Last year our senior leadership team aggregated all the known initiatives in our respective areas and came up with a whopping 81 projects company-wide. Having these documented allowed us to quickly, and easily, reprioritize when the “unknown” undoubtedly popped up. This exercise also uncovered that there were 81 opportunities to “get it right” and make our company better – or 81 chances to get it blissfully wrong and frustrate the hell out of everyone along the way.
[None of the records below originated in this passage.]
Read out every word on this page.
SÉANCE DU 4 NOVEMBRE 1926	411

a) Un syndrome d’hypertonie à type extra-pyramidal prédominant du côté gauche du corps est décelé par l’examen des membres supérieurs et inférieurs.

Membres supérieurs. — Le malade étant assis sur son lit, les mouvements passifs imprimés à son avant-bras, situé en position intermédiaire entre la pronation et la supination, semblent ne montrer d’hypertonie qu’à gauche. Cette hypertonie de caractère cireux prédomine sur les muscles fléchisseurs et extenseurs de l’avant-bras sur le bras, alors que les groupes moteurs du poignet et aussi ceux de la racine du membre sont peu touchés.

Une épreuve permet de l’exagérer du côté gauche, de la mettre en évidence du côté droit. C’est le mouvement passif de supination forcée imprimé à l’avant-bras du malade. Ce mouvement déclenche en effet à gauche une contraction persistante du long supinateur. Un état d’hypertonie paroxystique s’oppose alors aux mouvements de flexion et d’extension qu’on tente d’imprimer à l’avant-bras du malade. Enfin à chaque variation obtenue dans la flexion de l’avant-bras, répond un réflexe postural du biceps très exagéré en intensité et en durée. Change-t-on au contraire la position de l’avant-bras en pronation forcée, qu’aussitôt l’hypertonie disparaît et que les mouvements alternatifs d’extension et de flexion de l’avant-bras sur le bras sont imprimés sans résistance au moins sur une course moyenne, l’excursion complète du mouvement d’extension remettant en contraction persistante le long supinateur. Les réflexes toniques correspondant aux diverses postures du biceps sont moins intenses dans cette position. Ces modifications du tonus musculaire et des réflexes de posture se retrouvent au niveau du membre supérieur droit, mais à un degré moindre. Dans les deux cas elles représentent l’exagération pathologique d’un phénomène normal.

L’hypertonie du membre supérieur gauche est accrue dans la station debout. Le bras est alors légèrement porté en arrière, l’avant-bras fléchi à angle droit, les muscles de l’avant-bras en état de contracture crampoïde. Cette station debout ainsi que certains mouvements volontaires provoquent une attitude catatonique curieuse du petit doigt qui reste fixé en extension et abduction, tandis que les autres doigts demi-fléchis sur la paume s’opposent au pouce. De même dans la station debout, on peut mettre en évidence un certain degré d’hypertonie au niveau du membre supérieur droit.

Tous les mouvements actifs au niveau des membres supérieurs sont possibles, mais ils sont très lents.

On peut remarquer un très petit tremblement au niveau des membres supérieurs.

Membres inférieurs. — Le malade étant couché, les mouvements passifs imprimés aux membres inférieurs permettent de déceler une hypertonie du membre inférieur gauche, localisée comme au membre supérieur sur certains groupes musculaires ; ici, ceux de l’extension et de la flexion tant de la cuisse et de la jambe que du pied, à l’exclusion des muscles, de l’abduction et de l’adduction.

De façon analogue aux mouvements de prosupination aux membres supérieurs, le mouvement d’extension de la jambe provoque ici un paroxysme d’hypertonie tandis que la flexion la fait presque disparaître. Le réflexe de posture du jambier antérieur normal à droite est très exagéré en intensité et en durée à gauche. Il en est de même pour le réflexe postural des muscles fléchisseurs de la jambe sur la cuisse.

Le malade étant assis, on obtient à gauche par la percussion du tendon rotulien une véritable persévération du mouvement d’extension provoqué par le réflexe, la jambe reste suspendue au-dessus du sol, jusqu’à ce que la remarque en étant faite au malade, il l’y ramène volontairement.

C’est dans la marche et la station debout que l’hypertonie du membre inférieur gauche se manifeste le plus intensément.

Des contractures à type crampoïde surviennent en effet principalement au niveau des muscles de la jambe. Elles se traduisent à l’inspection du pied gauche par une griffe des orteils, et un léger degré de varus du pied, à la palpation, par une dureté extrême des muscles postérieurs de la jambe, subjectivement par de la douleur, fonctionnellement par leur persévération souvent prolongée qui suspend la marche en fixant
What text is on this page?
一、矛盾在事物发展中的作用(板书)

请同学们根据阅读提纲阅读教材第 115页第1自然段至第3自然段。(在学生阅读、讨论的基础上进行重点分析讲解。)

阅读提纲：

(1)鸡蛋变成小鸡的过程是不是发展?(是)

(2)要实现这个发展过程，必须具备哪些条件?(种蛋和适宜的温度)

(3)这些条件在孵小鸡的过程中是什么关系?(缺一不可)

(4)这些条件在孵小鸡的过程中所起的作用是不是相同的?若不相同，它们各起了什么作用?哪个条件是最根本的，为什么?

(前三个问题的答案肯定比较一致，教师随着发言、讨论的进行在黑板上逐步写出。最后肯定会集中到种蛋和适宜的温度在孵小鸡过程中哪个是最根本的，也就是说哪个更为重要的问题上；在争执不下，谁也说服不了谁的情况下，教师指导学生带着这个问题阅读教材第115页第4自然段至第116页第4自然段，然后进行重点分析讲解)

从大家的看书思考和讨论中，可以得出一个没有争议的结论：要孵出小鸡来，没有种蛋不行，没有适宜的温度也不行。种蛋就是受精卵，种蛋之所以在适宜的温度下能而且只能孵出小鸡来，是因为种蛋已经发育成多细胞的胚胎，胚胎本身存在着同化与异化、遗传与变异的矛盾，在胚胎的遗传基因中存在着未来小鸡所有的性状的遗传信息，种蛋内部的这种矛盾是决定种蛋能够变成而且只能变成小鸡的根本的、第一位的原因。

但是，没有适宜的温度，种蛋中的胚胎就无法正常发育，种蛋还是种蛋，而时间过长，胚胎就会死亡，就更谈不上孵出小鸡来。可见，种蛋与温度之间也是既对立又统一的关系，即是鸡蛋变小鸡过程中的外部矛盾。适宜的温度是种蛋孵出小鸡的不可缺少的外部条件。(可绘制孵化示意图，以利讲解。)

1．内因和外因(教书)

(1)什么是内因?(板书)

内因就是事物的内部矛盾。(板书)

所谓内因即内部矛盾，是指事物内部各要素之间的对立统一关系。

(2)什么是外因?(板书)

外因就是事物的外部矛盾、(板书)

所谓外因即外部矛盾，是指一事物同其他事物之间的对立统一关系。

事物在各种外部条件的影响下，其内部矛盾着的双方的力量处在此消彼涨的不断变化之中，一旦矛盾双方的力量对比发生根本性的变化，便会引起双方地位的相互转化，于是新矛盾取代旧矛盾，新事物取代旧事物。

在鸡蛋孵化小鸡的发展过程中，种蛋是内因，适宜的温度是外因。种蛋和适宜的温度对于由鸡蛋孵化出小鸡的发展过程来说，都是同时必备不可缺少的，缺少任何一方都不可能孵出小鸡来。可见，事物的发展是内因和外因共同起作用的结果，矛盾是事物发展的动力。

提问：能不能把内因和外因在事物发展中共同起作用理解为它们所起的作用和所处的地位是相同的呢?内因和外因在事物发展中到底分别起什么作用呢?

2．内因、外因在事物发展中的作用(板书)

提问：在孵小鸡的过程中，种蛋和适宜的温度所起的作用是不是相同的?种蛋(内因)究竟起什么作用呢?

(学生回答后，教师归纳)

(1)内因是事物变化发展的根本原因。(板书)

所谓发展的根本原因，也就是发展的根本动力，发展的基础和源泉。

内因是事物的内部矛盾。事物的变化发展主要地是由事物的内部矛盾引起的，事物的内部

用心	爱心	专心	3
Now, I’m not idealistic. I expect that there will always be a mix of hits and misses – ideally, there’s more of the good and less of the not-so-good. One thing I know for sure is that the likelihood of disengaging people along the way and falling short of the expected outcome is exponentially increased without an effective change management strategy. This is true no matter how sexy or exciting a new initiative might be.
A lot of companies have project management down to a science. But what’s too often forgotten is the importance of managing change for people in a way that's easily digestible and where results are realistically achievable. Unfortunately, skipping a change management strategy results in failed projects, disengaged stakeholders and ultimately lost productivity and revenue!
So, what is change management? In a nutshell, it focuses on moving individuals, teams and processes from a current state to a new, desired state. It requires everyone involved to slow down, consider who will be impacted by a project or initiative and then take the time to get buy-in early, and often, to make sure everyone understands the need for change and feels ready to tackle a new challenge.
If you’re a project manager, business leader or just wondering why initiatives at your organization fall flat – I recommend checking out the book Change Management: The People Side of Change by Jeffrey Hiatt and Timothy Creasey. It’s a short read with practical advice that goes a long way when implemented.
Most people don’t love change – so don’t make it harder than it needs to be.